Standard Chartered Plc (StanChart) has announced that it will not finance the East African Crude Oil Pipeline (EACOP) project. The decision, which follows mounting pressure from the StopEACOP campaign, reverses the bank’s previous decision that it was undertaking due diligence on financing the $5 billion project.

In response to public pressure, the London-based bank clarified to Bloomberg on Friday that it is not involved in the project’s financing, StopEACOP said in a statement it sent to Financial Nigeria today.

Though construction has not started, the EACOP project, being led by French oil major TotalEnergies, has already resulted in scores of project-affected persons and frontline activists suffering violence, intimidation, and land use restrictions, the campaigner said, adding that the compensatory processes have been unfair, leading many communities impacted to suffer the unfair loss of their land and other income-generating streams due to the pipeline's development, according to the activist group. It added that local communities and activists have also raised concerns about the project's potential impact on the environment and the well-being of those who live in the pipeline's path, apart from the project contributing to significant increase in carbon emissions and the apparent threat to local wildlife populations, including protected and sensitive ecosystems.

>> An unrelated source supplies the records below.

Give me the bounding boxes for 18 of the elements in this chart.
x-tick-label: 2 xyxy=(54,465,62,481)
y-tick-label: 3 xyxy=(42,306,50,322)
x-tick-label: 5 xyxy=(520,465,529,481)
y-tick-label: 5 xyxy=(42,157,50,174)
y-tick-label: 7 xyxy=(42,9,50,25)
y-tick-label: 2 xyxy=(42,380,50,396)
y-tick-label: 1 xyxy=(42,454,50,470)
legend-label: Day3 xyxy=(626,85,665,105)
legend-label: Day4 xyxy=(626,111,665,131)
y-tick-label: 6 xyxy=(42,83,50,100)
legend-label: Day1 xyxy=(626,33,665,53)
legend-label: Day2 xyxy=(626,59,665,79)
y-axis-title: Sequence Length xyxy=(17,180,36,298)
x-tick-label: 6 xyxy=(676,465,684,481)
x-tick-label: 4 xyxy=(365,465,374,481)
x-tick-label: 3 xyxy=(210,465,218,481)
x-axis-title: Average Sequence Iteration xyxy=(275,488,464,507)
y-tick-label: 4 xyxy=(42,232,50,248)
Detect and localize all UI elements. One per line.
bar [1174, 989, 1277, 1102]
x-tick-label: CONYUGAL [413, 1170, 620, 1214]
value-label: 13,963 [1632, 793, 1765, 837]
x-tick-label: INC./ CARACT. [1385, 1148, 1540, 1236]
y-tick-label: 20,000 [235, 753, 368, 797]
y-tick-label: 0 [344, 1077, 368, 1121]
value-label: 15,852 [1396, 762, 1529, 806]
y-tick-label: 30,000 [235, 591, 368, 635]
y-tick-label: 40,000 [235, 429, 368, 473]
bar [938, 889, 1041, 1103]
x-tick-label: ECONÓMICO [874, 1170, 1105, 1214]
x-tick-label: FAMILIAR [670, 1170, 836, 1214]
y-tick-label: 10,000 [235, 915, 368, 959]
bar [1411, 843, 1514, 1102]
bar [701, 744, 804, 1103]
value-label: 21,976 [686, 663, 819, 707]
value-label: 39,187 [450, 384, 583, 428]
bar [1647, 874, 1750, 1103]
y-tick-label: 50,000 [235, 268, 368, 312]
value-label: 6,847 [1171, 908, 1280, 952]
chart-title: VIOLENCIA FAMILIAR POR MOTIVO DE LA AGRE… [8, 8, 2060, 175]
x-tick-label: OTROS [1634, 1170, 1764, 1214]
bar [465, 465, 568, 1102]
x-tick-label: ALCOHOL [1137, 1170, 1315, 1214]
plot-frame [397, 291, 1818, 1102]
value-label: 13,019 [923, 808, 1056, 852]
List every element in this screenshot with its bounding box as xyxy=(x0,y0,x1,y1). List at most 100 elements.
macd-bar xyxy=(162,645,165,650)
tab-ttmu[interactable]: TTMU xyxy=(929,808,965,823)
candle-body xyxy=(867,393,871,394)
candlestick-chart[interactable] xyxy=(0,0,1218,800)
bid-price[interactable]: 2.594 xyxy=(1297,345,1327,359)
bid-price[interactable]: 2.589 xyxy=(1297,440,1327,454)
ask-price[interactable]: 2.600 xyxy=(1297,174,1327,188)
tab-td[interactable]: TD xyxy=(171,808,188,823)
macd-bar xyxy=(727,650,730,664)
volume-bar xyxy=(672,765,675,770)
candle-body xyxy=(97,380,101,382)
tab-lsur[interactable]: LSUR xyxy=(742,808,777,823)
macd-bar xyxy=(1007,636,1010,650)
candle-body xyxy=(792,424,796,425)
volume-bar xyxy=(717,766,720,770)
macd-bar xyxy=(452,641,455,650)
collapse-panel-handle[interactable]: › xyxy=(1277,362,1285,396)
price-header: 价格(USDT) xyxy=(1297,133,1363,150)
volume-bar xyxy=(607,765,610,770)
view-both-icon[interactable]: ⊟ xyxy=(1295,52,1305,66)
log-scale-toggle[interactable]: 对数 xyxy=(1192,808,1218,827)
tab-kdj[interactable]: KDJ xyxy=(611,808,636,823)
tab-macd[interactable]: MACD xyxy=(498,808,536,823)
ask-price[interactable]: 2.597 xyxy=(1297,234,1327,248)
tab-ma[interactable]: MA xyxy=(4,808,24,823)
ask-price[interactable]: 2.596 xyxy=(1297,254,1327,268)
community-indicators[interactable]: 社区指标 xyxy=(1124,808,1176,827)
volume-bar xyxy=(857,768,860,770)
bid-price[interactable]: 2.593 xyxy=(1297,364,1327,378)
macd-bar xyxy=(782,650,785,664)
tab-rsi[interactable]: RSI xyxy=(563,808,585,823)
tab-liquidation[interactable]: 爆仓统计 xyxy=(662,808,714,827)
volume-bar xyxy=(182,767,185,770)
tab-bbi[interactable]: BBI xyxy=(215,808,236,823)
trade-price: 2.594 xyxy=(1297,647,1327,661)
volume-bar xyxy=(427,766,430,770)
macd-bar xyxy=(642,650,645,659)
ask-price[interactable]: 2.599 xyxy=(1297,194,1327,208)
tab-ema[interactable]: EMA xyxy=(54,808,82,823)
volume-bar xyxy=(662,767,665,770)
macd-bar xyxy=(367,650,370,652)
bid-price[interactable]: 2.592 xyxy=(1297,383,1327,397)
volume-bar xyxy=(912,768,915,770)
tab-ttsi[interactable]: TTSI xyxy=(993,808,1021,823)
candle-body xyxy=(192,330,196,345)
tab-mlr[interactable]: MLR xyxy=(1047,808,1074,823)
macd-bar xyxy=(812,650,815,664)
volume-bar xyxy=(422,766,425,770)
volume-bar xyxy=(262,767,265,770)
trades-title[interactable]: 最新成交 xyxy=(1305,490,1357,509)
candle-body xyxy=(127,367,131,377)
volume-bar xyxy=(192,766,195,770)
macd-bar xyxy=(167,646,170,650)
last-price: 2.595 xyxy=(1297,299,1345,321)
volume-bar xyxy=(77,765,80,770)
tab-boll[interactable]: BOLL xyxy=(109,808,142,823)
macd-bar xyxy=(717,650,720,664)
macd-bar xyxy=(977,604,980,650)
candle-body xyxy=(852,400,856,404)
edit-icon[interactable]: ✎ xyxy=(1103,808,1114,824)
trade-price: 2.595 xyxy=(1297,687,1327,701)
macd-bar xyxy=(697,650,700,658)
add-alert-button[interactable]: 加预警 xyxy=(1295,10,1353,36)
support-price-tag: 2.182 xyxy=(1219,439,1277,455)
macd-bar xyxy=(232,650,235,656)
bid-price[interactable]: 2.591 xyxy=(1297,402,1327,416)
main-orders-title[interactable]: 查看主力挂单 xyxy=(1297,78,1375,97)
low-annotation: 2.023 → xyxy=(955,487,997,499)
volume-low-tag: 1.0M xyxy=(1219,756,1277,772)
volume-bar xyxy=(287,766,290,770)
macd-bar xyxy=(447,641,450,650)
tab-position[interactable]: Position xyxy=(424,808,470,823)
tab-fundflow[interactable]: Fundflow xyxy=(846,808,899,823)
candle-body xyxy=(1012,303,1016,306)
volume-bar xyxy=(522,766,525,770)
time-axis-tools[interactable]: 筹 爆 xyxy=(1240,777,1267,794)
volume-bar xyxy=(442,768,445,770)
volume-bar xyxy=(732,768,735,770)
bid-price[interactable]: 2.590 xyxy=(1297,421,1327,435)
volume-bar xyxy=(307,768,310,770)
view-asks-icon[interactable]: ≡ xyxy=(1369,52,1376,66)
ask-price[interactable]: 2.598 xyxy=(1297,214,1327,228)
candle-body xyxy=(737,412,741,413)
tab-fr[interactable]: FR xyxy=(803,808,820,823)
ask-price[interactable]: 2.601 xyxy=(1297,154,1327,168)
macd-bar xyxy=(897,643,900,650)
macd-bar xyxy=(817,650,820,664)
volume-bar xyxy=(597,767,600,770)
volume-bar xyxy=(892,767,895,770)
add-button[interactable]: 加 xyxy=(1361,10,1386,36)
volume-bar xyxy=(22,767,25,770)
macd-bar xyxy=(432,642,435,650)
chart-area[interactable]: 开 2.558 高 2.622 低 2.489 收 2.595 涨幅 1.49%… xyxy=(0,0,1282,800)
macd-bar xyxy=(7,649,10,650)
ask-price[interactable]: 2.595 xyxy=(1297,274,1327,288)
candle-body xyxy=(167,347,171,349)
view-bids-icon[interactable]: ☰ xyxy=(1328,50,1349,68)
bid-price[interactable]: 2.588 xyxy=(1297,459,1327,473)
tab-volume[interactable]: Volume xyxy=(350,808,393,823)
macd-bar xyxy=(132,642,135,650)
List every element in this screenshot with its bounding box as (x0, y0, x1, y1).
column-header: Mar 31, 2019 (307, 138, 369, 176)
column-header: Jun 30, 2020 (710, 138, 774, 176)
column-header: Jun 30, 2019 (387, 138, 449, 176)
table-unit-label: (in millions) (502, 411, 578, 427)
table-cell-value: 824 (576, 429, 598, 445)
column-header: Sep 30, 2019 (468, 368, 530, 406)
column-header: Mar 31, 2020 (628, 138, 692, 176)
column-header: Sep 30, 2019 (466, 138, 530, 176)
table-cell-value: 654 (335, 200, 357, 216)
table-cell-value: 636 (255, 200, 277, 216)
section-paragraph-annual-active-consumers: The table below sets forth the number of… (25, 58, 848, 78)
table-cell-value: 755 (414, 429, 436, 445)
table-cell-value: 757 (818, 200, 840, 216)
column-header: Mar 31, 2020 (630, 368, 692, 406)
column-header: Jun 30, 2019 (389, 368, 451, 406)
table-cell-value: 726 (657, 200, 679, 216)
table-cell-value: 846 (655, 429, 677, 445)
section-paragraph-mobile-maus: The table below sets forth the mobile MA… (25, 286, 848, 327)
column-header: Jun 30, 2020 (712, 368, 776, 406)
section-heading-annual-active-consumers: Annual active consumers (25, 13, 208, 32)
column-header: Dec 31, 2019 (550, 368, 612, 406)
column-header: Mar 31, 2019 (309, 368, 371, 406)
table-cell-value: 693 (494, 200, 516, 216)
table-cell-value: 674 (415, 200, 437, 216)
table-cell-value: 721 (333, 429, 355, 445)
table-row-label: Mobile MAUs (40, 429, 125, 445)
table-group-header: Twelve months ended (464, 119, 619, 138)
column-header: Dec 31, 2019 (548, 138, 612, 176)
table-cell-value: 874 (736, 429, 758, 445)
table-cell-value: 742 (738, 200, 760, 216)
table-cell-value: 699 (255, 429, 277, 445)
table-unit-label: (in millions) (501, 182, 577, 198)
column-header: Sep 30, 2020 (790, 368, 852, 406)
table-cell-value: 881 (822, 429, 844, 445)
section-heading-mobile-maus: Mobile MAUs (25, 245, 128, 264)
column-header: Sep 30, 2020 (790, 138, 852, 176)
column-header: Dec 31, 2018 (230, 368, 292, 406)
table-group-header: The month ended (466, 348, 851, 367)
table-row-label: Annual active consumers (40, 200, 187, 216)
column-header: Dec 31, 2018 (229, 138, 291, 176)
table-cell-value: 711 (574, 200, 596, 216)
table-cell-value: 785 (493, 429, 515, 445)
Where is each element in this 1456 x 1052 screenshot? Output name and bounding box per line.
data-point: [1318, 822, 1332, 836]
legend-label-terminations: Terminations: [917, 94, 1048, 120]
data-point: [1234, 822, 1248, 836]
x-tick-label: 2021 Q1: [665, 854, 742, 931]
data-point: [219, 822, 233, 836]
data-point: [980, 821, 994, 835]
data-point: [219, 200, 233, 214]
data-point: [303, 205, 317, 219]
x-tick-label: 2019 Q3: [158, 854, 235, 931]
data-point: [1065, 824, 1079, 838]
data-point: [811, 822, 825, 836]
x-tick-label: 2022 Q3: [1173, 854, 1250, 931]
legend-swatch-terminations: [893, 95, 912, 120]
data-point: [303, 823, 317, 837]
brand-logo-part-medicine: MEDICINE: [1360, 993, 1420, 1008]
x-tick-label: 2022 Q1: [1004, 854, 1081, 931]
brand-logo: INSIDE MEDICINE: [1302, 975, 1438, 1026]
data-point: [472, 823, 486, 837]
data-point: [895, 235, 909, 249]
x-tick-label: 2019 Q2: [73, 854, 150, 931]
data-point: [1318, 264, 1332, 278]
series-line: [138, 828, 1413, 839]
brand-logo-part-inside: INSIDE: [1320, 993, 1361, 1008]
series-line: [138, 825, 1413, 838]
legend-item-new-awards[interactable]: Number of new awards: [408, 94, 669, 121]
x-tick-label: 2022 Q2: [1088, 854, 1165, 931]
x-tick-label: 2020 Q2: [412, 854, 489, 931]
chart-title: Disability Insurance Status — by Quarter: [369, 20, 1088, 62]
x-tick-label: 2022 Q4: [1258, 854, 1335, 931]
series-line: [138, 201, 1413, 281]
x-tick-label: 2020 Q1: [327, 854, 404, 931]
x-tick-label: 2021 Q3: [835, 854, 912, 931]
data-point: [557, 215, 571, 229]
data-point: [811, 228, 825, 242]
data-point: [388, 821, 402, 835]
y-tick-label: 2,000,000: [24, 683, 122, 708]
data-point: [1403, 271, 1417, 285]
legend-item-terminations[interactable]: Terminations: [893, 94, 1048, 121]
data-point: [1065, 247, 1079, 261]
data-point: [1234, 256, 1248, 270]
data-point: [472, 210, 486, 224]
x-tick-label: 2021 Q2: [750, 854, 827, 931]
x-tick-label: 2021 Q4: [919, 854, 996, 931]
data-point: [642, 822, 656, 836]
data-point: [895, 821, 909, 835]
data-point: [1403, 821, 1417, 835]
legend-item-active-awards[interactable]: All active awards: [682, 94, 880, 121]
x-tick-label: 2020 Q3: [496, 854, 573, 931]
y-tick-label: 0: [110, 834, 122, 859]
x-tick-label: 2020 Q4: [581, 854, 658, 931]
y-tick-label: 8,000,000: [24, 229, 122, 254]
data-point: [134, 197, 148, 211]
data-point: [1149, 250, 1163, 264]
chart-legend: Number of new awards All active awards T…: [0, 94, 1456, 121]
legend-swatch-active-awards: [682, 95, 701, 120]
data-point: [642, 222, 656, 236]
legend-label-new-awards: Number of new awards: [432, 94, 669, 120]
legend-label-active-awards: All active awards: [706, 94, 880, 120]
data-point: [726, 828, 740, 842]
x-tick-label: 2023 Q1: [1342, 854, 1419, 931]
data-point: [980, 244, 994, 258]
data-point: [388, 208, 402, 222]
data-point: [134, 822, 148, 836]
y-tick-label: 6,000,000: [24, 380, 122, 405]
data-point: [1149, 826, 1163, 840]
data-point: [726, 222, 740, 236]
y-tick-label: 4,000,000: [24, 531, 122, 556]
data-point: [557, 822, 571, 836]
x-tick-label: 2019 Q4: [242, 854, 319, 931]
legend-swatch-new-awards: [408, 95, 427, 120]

In reaching this decision, Standard Chartered becomes the 25th major bank to have publicly distanced itself from the EACOP. The project, which still needs a $2-3 billion project finance loan in order to proceed, has lost the backing of nine out of TotalEnergies’ 10 largest financiers.

Standard Chartered is the current chair of the Equator Principles, the banking sector’s rules for assessing environmental and social risk when financing large projects, with which the EACOP project sponsors have committed to comply. The bank’s decision to withdraw after assessing the project against the Equator Principles clearly conveys that the EACOP and associated oil projects fail to live up to the required international standards.

The StopEACOP campaign says it is determined to push other firms considering getting involved in this controversial EACOP project, in particular, the three banks acting as financial advisers to the project: South Africa’s Standard Bank, Japan’s Sumitomo Mitsui Banking Corporation (SMBC), and the Industrial and Commercial Bank of China (ICBC), as well as the US insurance broker Marsh, to follow Standard Chartered in pulling out of the project and instead increase their investment in genuine climate solutions.
 
Rafela Fitzhugh is one of the Extinction Rebellion group which has been protesting outside Standard Chartered’s London office every week since last October with four demands. One of their demands was for Standard Chartered to rule out financing EACOP.

“This is fantastic news,” said Fitzhugh. “We are delighted that Standard Chartered has joined the other 24 banks and 23 insurance companies in refusing to support EACOP: a project that, if it ever happens, would be disastrous for the climate. Hopefully this will discourage other banks from risking their reputation by getting involved with EACOP.”

According to Zaki Mamdoo, the StopEACOP Campaign Coordinator, Standard Chartered's decision to refuse to finance the EACOP project is a significant victory for communities impacted by this pipeline and for climate activists worldwide who have been calling for an end to fossil fuel projects that threaten people, nature, and the climate. He said the decision by the bank should signal to other financial institutions, who are on the fence about whether to support the project, to act in the interest of the people of Uganda and Tanzania by taking a firm stand against EACOP.